Monday, September 29, 2008

Have I Really Been Here for Over a Month?

Hmm, now I finally understand how the foreigners feel in America. My mother would always point out the signs at museums in NYC and how often the astronomical price is really just a suggested price but the only translation of "suggested" is done in English. I think the shoe repairman gave me the suggested price...after he spent 5 minutes trying to figure out where I was from and I was so frustrated at trying to communicate with him so I could get my heel fixed that all my basic russian went out the window. Then he proceeded to tell me that it would cost me 500 rubles to repair my heels -- that I understood. Translation - $20. That was ridiculous. In my horribly broken russian I told him that I will pay him when I get my shoes back. I'm a foreigner, but I'm not in the mood to play the stupid American.

Why is it that Russian women are beautiful and have perfect bodies -- okay maybe they are missing some curves here and there -- but still. And how do they wear heels all the time? And if stilettos are not enough they have to add an inch and a half platform to it. Too bad the designers of the city didn't pay attention to fashion, because there are heel death traps everywhere -- I think I may have to do an exposé on the issue. And from now on, I think in all of my landscape plans I'm going to provide an alternative route for the serious heel users.

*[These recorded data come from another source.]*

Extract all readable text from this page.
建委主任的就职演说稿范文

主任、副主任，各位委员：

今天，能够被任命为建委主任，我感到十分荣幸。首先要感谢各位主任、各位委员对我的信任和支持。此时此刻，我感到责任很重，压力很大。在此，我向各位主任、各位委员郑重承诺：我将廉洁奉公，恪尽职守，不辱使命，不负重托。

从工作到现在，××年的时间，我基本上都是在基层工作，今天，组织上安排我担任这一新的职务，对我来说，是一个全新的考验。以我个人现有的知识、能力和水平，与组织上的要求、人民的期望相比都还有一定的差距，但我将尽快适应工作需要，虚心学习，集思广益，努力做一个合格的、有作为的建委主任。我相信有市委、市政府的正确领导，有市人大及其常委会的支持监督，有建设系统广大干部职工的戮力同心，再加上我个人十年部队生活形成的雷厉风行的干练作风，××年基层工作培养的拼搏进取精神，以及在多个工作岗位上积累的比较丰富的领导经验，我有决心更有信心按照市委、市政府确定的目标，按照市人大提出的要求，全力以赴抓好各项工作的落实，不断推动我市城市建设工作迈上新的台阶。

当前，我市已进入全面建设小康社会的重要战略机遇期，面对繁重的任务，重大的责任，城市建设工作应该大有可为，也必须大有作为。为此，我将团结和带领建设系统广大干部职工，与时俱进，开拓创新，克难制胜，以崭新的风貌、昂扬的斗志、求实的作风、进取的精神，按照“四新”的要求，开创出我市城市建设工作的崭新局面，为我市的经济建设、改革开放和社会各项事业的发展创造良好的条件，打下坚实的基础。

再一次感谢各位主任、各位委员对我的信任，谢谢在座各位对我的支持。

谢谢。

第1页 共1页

I'm not this bitter all the time. In actuality, my bitter and critical thoughts are solely in use to fill this huge void in my life; a void that for so long was quite adequately satiated with stress. Now that I’m getting more than four hours of sleep a night, and homework can be finished between 10:30 and 11:00pm, what else is there to do then think and analyze everything. I’m very critical and I enjoy paying attention to the fine details but a mind recorder would be handy. Instead on speaking into a microphone, or sketching, or writing everything down, I could just push this button on my skull and it could record my thoughts. But honestly, I think I would just have a enormous collection of thoughts lying around that I’d never get around to sorting through. Are you really still reading this post? Ha! Anyways, the bitterness smacks you right in the face when you spend the afternoon walking through the mall looking for some nice boots only to find them to be $500 which may exceed your budget (just a little). But then it hits you, $500 is NORMAL in Gostiny Dvor and Nevsky Prospect. For the $100 budget shoes you're going to have to do some traveling. And then it rained...and when I say rain I mean pour. I guess the 'open air' market will have to wait until another day. Too bad by the time I was off the Metro (subway) and walking to my apartment the sky had opened and the rest of the day was beautiful: I spent it in my room.